My great uncleThis is my great uncle, Yitzchak Srodogora, around 1948. He was married to my grandfather's sister Doba. Yitzchak and Doba had one daughter, whose name was Beila Basia. Yitzchak, I learned in 2004, survived the Holocaust because he had been conscripted to the Polish Army. He was captured by Russians and spent the war in a gulag. My great aunt and my cousin were sent to the Warsaw ghetto in 1940. In 1943, they were deported to Treblinka and murdered. Beila was 19 or 20, and Doba was 45 or 46. Yitzchak moved to Israel after the war. He remarried, but his relatives in Israel told me that he never got over the loss of his first wife and their daughter. "He was a very sad man," his great niece told me. She did not know much else. Whenever he talked about his life before the Holocaust, she covered her ears and refused to listen. She did not want to hear of such tragedies. Great Uncle Yitzchak died in 1983. He was in his 80s.

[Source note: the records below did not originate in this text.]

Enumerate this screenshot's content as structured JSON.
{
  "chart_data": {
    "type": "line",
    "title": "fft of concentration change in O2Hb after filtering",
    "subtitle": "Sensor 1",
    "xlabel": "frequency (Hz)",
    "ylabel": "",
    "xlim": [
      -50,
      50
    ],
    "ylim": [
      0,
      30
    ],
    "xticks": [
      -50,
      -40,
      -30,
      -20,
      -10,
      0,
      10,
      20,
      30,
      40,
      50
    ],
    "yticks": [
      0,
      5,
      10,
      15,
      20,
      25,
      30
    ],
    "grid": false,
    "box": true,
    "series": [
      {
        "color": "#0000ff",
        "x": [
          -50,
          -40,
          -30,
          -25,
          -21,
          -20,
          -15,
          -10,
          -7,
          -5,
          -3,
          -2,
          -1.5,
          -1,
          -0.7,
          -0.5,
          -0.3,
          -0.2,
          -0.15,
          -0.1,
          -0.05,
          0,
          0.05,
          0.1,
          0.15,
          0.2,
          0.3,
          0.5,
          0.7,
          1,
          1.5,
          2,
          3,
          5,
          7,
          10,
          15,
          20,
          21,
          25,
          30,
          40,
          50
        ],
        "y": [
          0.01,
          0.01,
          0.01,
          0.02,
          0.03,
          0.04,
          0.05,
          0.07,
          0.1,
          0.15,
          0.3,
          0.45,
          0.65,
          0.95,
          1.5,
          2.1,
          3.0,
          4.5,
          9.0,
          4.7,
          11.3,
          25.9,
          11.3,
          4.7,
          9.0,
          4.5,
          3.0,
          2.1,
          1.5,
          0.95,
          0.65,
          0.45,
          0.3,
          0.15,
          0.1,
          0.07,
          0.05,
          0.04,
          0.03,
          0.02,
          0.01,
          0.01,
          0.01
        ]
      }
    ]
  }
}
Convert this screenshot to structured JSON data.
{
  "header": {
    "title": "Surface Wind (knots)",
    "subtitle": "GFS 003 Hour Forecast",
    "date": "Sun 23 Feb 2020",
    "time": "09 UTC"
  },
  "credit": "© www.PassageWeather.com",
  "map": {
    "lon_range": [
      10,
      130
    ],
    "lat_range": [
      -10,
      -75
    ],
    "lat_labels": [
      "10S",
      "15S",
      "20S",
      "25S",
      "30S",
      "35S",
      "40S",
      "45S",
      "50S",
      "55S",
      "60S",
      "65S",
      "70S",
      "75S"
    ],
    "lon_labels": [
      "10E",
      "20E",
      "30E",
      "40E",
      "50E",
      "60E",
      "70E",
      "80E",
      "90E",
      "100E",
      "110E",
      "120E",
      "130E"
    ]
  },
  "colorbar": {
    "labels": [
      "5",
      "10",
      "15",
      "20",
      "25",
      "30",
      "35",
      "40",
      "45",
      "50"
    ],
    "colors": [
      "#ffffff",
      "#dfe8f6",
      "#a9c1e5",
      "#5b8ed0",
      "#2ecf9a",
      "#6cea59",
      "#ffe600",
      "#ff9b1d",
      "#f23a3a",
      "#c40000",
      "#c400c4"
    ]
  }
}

My grandfather, father, and bubbeThe man on the left is my grandfather, Motel Rajsman, around 1948. He is with his son and wife in a Displaced Persons camp in Austria. My grandfather survived the Holocaust when he fled Warsaw after the Germans invaded in 1939. He was arrested by the Russians and performed forced labor in a gulag until 1942. He then worked on a collective farm, and in 1944, went to Magnitgorsk, where he met my bubbe at a factory they both worked at. They married in September 1945, and my dad was born in May 1946.

My grandfather moved with his family to the US in 1950. He never talked about the family members killed in the Holocaust. He smiled a lot, and told jokes instead. My grandfather died in 1995, the day after his 84th birthday.